C. 360 AD, xtians got the shit scared out of them by the Emperor Julian (the Apostate) who rejected xtianity in favor of paganism. Luckily for the jesus freaks...if not for the rest of the world...Julian didn't last long but it was enough to make the xtians realize how easily they could lose their grasp on power. After Julian xtians became persecutors and not just of pagans. They went after other xtian groups who they considered heretical with great vigor. They did not kill them all and they did not convert them all. Many were pushed towards marginal areas and one of the most marginal areas in the 4th century was Arabia which was outside of the realm of both the Romans and the Persians. And there they stayed...unmolested in the 5th century. Unmolested because the Western Roman Empire was up to its armpits in Goths and Huns and Vandals and Picts and whatever and the Eastern Roman Empire was going at it hammer and tong with the Persians.

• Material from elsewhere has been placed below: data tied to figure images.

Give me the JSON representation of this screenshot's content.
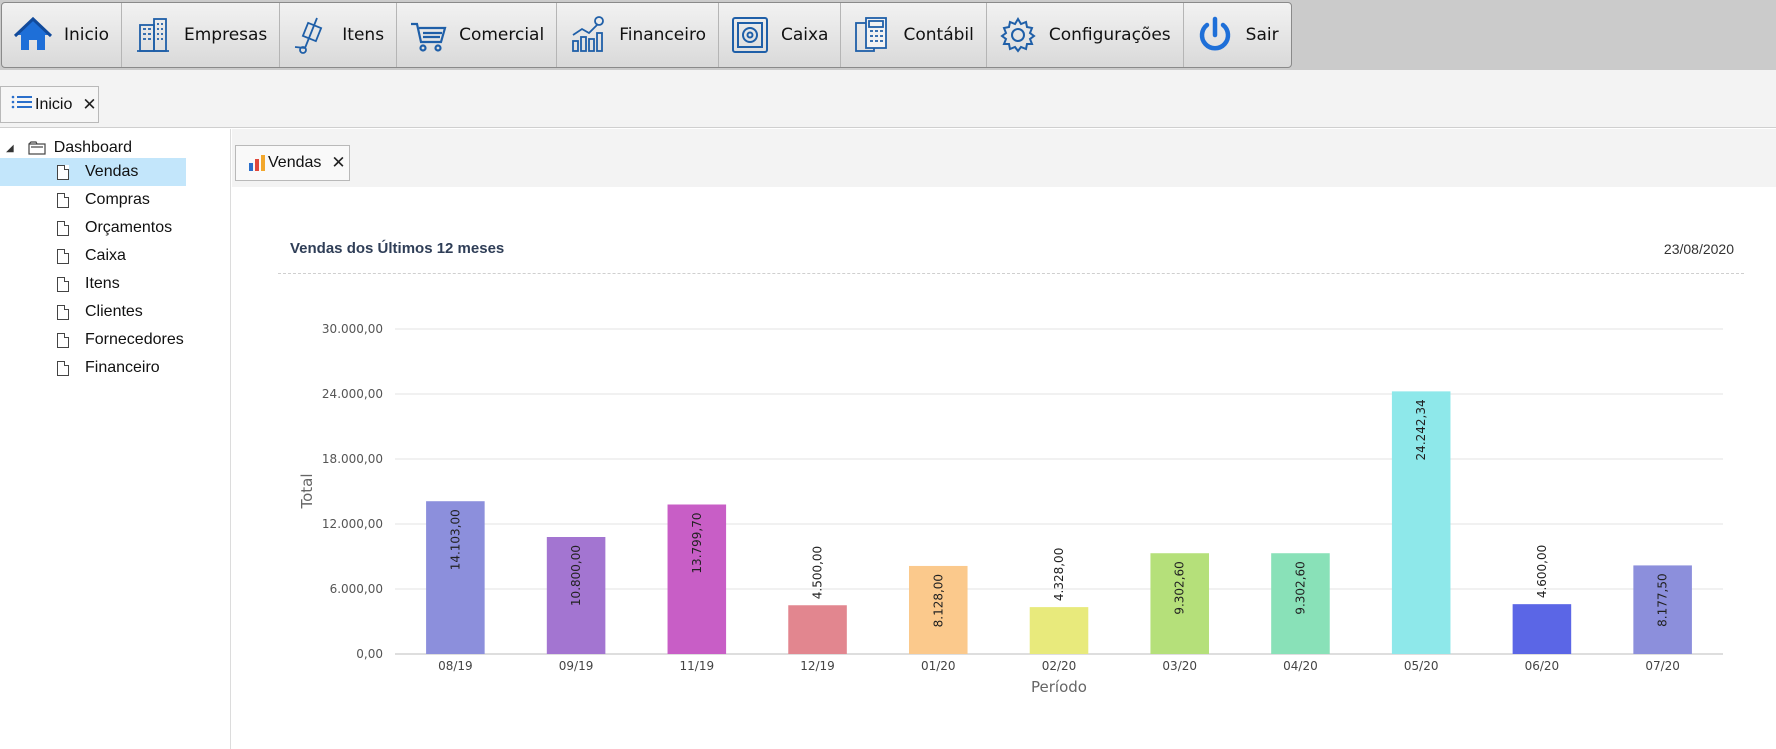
{
  "menu": [
    {
      "label": "Inicio",
      "icon": "home-icon"
    },
    {
      "label": "Empresas",
      "icon": "buildings-icon"
    },
    {
      "label": "Itens",
      "icon": "hand-truck-icon"
    },
    {
      "label": "Comercial",
      "icon": "shopping-cart-icon"
    },
    {
      "label": "Financeiro",
      "icon": "finance-chart-icon"
    },
    {
      "label": "Caixa",
      "icon": "safe-icon"
    },
    {
      "label": "Contábil",
      "icon": "calculator-icon"
    },
    {
      "label": "Configurações",
      "icon": "gear-icon"
    },
    {
      "label": "Sair",
      "icon": "power-icon"
    }
  ],
  "tabs": {
    "main": {
      "label": "Inicio",
      "icon": "list-icon",
      "close": "✕"
    },
    "content": {
      "label": "Vendas",
      "icon": "bar-chart-icon",
      "close": "✕"
    }
  },
  "tree": {
    "root": "Dashboard",
    "items": [
      "Vendas",
      "Compras",
      "Orçamentos",
      "Caixa",
      "Itens",
      "Clientes",
      "Fornecedores",
      "Financeiro"
    ],
    "selected": "Vendas"
  },
  "chart_header": {
    "title": "Vendas dos Últimos 12 meses",
    "date": "23/08/2020"
  },
  "colors": {
    "accent": "#1f6fd6",
    "selection": "#c3e6fb"
  },
  "chart_data": {
    "type": "bar",
    "xlabel": "Período",
    "ylabel": "Total",
    "ylim": [
      0,
      30000
    ],
    "yticks": [
      "0,00",
      "6.000,00",
      "12.000,00",
      "18.000,00",
      "24.000,00",
      "30.000,00"
    ],
    "categories": [
      "08/19",
      "09/19",
      "11/19",
      "12/19",
      "01/20",
      "02/20",
      "03/20",
      "04/20",
      "05/20",
      "06/20",
      "07/20"
    ],
    "values": [
      14103.0,
      10800.0,
      13799.7,
      4500.0,
      8128.0,
      4328.0,
      9302.6,
      9302.6,
      24242.34,
      4600.0,
      8177.5
    ],
    "labels": [
      "14.103,00",
      "10.800,00",
      "13.799,70",
      "4.500,00",
      "8.128,00",
      "4.328,00",
      "9.302,60",
      "9.302,60",
      "24.242,34",
      "4.600,00",
      "8.177,50"
    ],
    "colors": [
      "#8c8fdc",
      "#a375d1",
      "#c85ec6",
      "#e2868f",
      "#fbc98c",
      "#e8ea7c",
      "#b5e07a",
      "#89e1b8",
      "#8ee8ea",
      "#5b66e6",
      "#8c8fdc"
    ],
    "grid": true
  }
}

Spencer's argument is that any of these bizarre (to OUR minds) xtian sects might have burst forth from Arabia into the vacuum created by the Byzantine-Persian slaughters with a doctrine of some form of jesusism. His evidence includes coins of successful leaders with crosses on them.
Perhaps "The Praised One" is simply a better choice for the region than "The Anointed One." I don't know.
But, and here is where you and I will always differ, the notion that "god" spoke to some guy in a cave holds no fascination for me without evidence that such a "god" exists....and you don't have that.
BTW, if you would like Lost Christianities, PM an email address and I'll send you the .pdf version. It is one of Ehrman's best works.